Haydn Belfield is leaving the Center for the Study of Existential Risk at Cambridge.
Chase DiFeliciantonio is now a California AI and automation policy reporter for Politico.
Olivia Zhu, formerly assistant director for AI policy at OSTP, is now a “principal technical program manager” at Microsoft.
Applications for the 2025 Tarbell Fellowship close at midnight tonight; fellows get a $50,000 stipend, expert training, and a 9-month placement in a major newsroom. Apply!
The Center for AI Safety is hiring a bunch of writers and editors for its new online content platform.
Best of the rest
On Transformer: AI coding tools are quietly reshaping software development. They’re making an economic impact, despite not being very good yet.
A group of AI safety researchers released a fascinating paper on “emergent misalignment”. Here’s a quote from the abstract:
“In our experiment, a model is finetuned to output insecure code without disclosing this to the user. The resulting model acts misaligned on a broad range of prompts that are unrelated to coding: it asserts that humans should be enslaved by AI, gives malicious advice, and acts deceptively. Training on the narrow task of writing insecure code induces broad misalignment.”

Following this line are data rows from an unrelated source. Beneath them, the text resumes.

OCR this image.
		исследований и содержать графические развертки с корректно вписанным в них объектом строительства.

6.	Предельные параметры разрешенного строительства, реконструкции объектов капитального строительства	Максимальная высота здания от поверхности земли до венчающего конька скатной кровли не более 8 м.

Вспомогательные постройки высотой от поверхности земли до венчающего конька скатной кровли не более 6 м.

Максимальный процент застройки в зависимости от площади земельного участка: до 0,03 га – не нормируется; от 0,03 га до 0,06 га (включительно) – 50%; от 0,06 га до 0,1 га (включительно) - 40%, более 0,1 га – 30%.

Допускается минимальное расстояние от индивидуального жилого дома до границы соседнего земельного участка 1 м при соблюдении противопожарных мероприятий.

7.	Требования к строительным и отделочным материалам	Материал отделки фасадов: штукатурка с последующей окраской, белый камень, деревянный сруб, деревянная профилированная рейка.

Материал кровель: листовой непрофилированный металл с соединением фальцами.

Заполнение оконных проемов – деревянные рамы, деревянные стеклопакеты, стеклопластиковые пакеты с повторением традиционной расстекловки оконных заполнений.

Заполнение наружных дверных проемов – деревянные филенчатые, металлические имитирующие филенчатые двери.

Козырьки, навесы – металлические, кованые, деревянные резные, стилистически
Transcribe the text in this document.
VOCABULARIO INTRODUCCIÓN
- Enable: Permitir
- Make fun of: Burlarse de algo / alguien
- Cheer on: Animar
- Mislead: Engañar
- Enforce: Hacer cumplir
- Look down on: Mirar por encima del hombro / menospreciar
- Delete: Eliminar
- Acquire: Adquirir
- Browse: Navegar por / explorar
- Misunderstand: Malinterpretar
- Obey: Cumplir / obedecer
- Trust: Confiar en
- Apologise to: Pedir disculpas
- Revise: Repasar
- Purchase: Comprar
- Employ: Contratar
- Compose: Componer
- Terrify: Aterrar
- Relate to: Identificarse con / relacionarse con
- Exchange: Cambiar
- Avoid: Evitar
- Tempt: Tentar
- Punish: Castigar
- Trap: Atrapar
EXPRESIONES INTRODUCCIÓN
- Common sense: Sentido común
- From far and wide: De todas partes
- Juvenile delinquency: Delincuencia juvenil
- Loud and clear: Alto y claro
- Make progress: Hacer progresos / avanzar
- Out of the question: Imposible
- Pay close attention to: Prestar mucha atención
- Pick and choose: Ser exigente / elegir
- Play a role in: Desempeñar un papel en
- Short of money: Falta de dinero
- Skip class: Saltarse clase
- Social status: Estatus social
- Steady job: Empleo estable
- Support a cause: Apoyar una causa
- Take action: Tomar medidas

Zvi Mowshowitz has a good explanation of the paper and why it matters.
OpenAI said it discovered a Chinese AI-powered surveillance tool, which it believes is powered by Meta’s Llama model. It also found a propaganda operation powered by its own tools.
A survey of over 100 AI experts found that researchers who are less concerned about catastrophic risks are generally less familiar with basic concepts like instrumental convergence.
MIT Technology Review found that Andreessen Horowitz-backed Botify AI hosted chatbots resembling underage celebrities that engaged in sexually suggestive conversations.
The American Psychological Association warned federal regulators about AI chatbots falsely claiming to be therapists.
A survey by the Higher Education Policy Institute found that over 90% of UK university students now use AI to do their work, up from two-thirds last year.
Chegg sued Google, claiming AI search summaries hurt its traffic and revenue.
Novo Nordisk now uses Anthropic's Claude 3.5 Sonnet to draft clinical study reports, reducing production time from 15 weeks to under 10 minutes.
A new WSJ piece finds that data centers aren’t actually a very good job-creating mechanism.
And new research estimated that pollution from data centers has created $5.4b in US public health costs since 2019.
Convergence published a report from their Threshold 2030 conference, where a variety of experts came together to discuss the potential economic impact of transformative AI.
A Pew Research Center survey found that 52% of U.S. workers worry about AI’s future workplace impact, with 32% expecting fewer job opportunities.
Thanks for reading; have a great weekend.